Aún hay muchos chicos y chicas que sufren acoso. Homosexuales, lesbianas, transexuales... La federación estatal de entidades sociales que defienden nuestros derechos civiles y luchan por normalizar y visibilizar nuestras vidas, ha hecho una encuesta entre adolescentes víctimas de acoso por su condición afectiva o su identidad de género. Un 43% confiesa haber pensado en suicidarse, un 35% lo ha preparado con detalle y un 17% lo ha intentado en alguna ocasión.
Señora Rubio, los niños y niñas gays, lesbianas y transexuales existimos, y somos víctimas del odio que propagan personas como usted. Su partido tiene como objetivo evitar que se eduque en el respeto a la diversidad en las aulas, pero quédese tranquila: si alguno de vuestros hijos es heterosexual, escuchar una charla en la que se habla de la diversidad afectiva no va a “convertir” a ese niño en homosexual. En el mejor de los casos, hará de él una persona más tolerante. Y si vuestro hijo/a es gay, lesbiana, trans, o lo “parece” (los niños y niñas que sufren acoso no son solo LGTBI; sino muchos de aquellos que no encajan en ciertos estereotipos) y es víctima de acoso, escuchar a personas que llevan al aula un mensaje de respeto, ayudará a que no se sienta solo/a y, en el mejor de los casos, podría conseguir parar el bullying.

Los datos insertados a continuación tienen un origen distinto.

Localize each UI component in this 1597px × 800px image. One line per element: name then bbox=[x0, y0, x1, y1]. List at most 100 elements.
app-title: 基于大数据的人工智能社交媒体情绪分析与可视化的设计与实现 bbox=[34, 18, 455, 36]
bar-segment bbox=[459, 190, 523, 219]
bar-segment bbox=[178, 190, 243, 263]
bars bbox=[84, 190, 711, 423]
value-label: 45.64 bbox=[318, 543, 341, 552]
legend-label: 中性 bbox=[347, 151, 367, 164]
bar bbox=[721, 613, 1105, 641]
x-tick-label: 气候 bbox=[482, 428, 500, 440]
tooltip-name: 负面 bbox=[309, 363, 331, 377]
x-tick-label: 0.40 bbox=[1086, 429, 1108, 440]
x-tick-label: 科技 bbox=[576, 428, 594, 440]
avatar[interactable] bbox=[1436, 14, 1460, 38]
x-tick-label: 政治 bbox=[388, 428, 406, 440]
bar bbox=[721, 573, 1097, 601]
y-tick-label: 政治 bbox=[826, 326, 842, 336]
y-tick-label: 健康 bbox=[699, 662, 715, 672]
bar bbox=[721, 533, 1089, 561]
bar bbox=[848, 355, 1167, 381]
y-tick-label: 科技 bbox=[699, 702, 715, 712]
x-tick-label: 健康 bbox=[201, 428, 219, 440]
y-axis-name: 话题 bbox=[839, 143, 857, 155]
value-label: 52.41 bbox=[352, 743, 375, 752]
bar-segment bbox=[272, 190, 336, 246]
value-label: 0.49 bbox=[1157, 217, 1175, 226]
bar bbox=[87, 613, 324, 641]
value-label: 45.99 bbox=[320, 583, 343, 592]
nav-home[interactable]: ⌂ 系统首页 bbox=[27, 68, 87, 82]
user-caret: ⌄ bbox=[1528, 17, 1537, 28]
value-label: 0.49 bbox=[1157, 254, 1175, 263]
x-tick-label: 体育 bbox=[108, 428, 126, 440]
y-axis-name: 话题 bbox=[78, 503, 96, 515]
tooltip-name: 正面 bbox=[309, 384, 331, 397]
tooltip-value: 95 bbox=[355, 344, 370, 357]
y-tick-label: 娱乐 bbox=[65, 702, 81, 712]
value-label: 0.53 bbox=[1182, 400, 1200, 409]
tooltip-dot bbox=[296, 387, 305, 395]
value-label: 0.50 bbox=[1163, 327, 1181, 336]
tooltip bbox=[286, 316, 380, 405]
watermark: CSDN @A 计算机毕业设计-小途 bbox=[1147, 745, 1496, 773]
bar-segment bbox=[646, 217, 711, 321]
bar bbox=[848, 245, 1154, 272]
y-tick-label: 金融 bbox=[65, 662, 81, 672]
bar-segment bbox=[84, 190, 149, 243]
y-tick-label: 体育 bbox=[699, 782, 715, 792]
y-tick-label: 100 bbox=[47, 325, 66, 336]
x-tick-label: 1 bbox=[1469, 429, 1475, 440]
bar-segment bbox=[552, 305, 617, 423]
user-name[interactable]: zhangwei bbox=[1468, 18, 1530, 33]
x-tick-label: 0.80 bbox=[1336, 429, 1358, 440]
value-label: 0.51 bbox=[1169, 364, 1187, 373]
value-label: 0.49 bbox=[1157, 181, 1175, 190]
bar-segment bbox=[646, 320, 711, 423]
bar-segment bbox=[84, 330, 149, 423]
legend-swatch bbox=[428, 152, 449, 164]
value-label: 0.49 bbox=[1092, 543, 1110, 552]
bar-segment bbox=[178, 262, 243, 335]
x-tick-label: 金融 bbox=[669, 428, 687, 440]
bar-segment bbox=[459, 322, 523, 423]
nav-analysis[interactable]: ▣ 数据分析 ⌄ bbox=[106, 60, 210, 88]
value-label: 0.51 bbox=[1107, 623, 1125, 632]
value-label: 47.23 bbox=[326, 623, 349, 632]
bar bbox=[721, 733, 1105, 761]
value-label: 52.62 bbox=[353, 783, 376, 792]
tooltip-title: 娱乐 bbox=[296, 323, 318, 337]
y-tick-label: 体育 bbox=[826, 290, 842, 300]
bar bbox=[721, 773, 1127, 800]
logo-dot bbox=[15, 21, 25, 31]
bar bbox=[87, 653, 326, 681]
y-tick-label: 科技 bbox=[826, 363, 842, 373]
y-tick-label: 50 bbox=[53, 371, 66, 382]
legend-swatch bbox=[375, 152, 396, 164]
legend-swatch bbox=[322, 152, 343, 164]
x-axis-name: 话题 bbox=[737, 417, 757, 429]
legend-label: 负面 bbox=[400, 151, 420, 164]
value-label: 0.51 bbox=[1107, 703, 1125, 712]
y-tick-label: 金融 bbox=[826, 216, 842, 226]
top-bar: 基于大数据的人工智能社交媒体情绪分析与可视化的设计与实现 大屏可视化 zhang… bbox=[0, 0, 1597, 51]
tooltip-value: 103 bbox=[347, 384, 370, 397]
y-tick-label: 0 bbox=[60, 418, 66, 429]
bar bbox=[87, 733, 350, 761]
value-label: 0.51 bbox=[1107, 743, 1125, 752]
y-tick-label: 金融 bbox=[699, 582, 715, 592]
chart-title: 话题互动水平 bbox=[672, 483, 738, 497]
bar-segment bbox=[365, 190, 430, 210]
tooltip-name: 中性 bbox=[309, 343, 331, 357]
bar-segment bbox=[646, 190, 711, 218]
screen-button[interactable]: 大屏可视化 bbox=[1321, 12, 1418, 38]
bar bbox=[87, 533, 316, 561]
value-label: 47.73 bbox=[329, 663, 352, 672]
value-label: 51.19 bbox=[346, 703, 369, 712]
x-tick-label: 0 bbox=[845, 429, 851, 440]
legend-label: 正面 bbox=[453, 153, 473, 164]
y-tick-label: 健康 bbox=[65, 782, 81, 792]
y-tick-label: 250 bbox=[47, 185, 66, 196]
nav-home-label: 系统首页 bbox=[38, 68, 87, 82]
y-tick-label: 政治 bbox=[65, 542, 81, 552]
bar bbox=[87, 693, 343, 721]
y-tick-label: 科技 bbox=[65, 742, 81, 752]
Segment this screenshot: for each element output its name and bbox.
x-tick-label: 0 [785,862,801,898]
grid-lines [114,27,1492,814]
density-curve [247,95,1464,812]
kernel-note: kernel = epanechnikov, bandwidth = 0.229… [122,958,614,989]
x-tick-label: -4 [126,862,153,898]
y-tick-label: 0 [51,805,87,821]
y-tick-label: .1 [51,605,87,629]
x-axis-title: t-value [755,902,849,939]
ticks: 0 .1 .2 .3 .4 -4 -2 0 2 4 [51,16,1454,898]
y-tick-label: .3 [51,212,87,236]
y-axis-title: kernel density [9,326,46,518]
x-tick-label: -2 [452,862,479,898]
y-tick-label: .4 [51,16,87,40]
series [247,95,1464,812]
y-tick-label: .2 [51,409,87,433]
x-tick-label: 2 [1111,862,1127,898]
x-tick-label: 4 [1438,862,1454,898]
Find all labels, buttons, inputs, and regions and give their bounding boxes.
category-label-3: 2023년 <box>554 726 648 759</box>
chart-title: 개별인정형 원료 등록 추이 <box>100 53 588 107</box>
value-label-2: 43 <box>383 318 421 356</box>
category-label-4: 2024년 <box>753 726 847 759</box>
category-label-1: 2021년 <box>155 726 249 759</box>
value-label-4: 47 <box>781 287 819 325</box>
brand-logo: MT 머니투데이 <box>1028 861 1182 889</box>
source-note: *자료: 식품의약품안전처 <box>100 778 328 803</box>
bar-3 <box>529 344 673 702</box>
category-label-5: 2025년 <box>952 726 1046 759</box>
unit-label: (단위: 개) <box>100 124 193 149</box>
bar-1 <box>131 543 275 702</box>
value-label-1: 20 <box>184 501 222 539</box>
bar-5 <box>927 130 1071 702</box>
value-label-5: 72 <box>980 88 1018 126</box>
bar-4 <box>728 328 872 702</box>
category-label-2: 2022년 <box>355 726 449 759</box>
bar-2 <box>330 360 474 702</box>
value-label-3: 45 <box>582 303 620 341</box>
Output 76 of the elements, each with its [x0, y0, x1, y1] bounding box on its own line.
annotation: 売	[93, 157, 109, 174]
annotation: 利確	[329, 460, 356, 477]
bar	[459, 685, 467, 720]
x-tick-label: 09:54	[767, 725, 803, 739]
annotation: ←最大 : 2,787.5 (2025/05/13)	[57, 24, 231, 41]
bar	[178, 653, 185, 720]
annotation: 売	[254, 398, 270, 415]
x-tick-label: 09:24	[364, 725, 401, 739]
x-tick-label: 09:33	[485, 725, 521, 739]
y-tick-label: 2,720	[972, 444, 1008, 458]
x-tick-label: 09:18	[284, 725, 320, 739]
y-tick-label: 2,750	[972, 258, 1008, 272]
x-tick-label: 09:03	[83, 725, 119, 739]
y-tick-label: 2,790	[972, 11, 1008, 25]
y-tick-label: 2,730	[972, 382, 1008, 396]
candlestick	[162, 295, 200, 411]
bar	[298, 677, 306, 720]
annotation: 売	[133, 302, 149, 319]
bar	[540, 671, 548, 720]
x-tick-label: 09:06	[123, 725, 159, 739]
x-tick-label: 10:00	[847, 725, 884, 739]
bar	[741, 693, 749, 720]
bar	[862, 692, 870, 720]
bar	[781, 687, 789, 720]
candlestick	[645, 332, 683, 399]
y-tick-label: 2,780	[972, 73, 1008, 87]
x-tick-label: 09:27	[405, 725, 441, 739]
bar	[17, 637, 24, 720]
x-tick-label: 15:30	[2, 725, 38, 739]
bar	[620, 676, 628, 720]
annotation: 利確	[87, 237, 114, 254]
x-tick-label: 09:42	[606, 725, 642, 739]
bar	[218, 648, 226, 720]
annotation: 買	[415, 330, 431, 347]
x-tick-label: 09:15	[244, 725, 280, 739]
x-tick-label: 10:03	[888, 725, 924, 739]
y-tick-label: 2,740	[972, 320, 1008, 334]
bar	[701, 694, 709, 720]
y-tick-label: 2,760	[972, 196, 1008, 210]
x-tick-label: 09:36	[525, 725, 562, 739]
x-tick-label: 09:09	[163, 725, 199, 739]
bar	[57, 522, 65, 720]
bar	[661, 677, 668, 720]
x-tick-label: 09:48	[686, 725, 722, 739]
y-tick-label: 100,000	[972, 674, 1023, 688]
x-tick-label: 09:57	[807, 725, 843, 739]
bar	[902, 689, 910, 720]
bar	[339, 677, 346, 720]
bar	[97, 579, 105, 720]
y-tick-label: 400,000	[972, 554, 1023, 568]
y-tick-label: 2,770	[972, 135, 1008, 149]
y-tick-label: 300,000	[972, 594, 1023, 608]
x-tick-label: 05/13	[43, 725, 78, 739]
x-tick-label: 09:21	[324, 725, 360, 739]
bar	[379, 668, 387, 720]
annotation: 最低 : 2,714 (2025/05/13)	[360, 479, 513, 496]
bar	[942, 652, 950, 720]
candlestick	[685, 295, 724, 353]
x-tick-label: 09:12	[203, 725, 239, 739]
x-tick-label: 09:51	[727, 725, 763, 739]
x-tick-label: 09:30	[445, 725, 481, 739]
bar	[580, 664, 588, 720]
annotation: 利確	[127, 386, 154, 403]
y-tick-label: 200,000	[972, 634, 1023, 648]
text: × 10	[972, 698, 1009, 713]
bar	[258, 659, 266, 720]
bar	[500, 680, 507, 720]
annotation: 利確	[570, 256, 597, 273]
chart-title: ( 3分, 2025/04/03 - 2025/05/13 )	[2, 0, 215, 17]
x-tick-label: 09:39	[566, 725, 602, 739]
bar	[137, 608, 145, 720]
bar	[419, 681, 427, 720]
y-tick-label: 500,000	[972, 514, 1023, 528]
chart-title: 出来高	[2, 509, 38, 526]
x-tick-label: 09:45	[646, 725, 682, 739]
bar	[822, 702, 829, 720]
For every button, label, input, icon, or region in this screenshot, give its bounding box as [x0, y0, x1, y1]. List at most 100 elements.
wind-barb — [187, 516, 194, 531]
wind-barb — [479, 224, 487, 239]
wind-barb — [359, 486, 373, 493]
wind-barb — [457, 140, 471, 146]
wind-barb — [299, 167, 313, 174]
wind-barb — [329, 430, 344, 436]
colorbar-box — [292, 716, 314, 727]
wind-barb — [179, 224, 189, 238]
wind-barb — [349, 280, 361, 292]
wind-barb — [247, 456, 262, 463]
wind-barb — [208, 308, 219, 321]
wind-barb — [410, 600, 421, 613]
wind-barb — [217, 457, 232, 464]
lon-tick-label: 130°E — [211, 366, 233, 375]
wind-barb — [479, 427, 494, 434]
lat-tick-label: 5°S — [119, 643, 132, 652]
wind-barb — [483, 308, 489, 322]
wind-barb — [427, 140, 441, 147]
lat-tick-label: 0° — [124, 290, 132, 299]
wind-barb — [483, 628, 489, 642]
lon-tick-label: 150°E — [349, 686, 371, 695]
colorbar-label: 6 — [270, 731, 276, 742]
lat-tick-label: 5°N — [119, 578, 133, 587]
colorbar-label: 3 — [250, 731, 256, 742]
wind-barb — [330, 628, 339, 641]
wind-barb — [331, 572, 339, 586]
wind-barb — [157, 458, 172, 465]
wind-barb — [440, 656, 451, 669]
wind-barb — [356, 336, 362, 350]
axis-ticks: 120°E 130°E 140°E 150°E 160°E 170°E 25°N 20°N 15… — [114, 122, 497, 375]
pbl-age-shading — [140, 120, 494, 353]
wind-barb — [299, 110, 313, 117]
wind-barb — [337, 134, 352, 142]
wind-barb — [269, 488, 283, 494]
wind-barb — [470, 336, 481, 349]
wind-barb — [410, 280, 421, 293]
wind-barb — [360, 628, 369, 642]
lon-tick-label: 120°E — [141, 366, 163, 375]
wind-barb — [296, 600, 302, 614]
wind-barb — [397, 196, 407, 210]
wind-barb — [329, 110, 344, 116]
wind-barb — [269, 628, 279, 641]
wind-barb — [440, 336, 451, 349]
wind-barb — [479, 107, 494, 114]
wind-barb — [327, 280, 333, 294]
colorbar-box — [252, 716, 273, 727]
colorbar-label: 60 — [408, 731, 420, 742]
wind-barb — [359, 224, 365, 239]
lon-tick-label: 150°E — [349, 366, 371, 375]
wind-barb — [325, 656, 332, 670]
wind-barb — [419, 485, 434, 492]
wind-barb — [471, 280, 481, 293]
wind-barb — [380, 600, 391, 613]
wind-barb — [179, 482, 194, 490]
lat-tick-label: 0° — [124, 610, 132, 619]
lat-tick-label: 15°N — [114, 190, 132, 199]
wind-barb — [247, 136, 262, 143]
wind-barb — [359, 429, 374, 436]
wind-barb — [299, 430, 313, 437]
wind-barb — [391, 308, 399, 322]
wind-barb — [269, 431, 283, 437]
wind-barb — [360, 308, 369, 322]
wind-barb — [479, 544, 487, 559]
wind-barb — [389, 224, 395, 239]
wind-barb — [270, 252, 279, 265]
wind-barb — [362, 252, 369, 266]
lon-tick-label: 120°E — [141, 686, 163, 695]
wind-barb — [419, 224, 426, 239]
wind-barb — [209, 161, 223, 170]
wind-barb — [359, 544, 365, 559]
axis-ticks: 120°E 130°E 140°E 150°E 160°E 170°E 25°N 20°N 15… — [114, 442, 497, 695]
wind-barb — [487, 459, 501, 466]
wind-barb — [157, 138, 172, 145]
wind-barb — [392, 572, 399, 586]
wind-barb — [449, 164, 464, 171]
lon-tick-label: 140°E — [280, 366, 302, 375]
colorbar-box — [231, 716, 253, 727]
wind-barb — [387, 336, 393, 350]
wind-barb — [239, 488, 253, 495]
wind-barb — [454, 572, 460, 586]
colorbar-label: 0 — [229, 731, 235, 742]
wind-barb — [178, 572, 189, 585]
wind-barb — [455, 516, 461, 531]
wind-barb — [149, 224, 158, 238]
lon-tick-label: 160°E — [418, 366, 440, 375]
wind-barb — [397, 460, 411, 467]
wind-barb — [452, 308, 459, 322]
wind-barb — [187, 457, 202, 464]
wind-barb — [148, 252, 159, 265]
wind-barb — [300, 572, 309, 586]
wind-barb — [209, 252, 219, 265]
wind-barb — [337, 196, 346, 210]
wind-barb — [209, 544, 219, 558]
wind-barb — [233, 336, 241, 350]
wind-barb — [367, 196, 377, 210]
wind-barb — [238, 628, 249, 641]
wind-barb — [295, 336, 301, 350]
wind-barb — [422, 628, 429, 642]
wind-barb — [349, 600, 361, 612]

Educar en el respeto a los demás, hace -y nos hace- mejores personas, y puede salvar vidas.
Querría aprovechar para dirigirme con esta carta a quienes sufráis acoso y creáis que habéis tocado fondo: pensad que si yo no hubiese despertado al día siguiente, nunca hubiera visto el respeto con el que los amigos que vinieron a casa a ayudarme trataron lo sucedido; nunca hubiera sentido el calor con el que mis hermanos y amigos me arroparon cuando salí del armario; nunca hubiera vivido la emoción de ver cómo nuestro país se convertía en el cuarto del mundo en igualar nuestros derechos con los que aman de forma diferente; nunca hubiera podido conocer al que hoy es mi marido y ver cómo toda mi familia viajaba a Madrid para apoyarnos el día de nuestra boda. Nunca hubiera sabido lo que es el amor, y la felicidad que se siente cuando uno es simplemente libre de ser. Porque, cuando has tocado fondo, solo queda nadar hacia arriba, hacia la superficie para, después, poder volar.